Jes Sorensen schrieb:
> Christian Hildner <[email protected]> writes:
>
> > David,
> >
> > you proposed me to use alloc_pages() instead of kmalloc() in order
> > to get memory bigger than the 128K limit of the kmalloc() call. But
> > even driver-developers don't want to handle with the page struct
> > unless this is unavoidable. Which are the disadvantages of
> > increasing the size limit of kmalloc() to 256K, 512K or 1M since
> > machines are getting bigger and 64Bit machines break with current
> > memory limitations?
>
> Because drivers needs to work on all architectures and relying on
> different hahavior from kmalloc() is bad.
>
> Jes
Jes,
sorry for being unclear. I mean from increasing the kmalloc() size-limit
all platforms would benefit.
Christian
PS: David, I am looking forward getting your book. You are doing a great
job.
>>>>> "Christian" == Christian Hildner <[email protected]> writes:
Christian> Jes Sorensen schrieb:
>> Because drivers needs to work on all architectures and relying on
>> different hahavior from kmalloc() is bad.
Christian> sorry for being unclear. I mean from increasing the kmalloc()
Christian> size-limit all platforms would benefit.

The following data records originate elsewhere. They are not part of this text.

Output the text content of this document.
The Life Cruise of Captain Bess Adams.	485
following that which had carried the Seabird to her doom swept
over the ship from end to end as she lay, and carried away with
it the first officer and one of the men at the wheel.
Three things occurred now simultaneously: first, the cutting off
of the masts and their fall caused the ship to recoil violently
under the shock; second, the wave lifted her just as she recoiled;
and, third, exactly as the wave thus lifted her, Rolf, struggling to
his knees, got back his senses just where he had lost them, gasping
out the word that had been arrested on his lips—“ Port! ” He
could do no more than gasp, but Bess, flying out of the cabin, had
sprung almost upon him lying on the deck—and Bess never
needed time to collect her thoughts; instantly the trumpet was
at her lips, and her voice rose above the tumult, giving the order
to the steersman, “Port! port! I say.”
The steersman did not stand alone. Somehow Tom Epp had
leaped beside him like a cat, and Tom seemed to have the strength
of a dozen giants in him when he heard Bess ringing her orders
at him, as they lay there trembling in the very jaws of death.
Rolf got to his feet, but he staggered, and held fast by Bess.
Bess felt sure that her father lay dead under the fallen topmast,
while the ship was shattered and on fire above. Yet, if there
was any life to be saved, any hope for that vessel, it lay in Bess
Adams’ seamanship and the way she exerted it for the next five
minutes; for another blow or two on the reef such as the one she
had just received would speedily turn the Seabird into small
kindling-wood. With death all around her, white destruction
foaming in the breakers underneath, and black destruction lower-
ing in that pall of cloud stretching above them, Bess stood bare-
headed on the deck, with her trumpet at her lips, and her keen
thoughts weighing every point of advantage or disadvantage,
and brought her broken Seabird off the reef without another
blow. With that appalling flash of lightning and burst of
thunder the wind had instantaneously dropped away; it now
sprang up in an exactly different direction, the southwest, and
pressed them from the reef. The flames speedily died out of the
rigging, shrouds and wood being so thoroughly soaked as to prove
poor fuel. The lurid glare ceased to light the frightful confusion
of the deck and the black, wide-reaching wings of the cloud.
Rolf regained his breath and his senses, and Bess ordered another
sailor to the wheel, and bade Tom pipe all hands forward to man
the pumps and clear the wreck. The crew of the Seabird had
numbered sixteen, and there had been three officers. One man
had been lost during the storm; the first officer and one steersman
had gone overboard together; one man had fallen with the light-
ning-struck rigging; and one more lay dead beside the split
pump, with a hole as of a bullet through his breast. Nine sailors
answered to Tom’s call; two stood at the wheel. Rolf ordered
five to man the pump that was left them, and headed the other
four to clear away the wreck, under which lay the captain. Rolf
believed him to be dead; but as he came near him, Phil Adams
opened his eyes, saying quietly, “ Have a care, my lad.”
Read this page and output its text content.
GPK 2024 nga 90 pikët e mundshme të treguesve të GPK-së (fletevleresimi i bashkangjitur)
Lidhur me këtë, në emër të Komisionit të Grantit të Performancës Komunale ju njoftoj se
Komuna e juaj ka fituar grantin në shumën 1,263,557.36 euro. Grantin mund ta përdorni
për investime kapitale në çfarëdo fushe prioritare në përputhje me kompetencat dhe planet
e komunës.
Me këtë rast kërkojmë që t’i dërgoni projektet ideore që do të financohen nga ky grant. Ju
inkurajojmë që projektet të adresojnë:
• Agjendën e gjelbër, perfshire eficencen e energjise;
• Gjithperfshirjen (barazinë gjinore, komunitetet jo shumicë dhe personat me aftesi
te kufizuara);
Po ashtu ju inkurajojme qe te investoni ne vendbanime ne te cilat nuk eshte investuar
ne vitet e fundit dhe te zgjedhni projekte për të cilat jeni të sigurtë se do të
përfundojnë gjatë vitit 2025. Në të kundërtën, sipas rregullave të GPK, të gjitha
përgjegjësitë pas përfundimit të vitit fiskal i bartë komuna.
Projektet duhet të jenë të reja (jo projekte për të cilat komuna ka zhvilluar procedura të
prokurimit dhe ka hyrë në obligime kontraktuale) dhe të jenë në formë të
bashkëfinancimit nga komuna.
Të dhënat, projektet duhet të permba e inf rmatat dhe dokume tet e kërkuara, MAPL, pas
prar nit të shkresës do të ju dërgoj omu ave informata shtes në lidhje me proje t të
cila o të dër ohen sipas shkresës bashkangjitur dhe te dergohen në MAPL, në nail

Thats not really a good idea, and definately not something you want to
rely on. A lot of architectures are still stuck with 4KB pages and
trying to allocate 128KB on larger in one chunk is likely to fail after
the system has been running for a while. On an ia64 with 16KB or 64KB
pages it's fairly likely it will work, but this is not necessarily a
good idea to do for other archs. If you need such a large block of
memory, vmalloc() is the real way to go.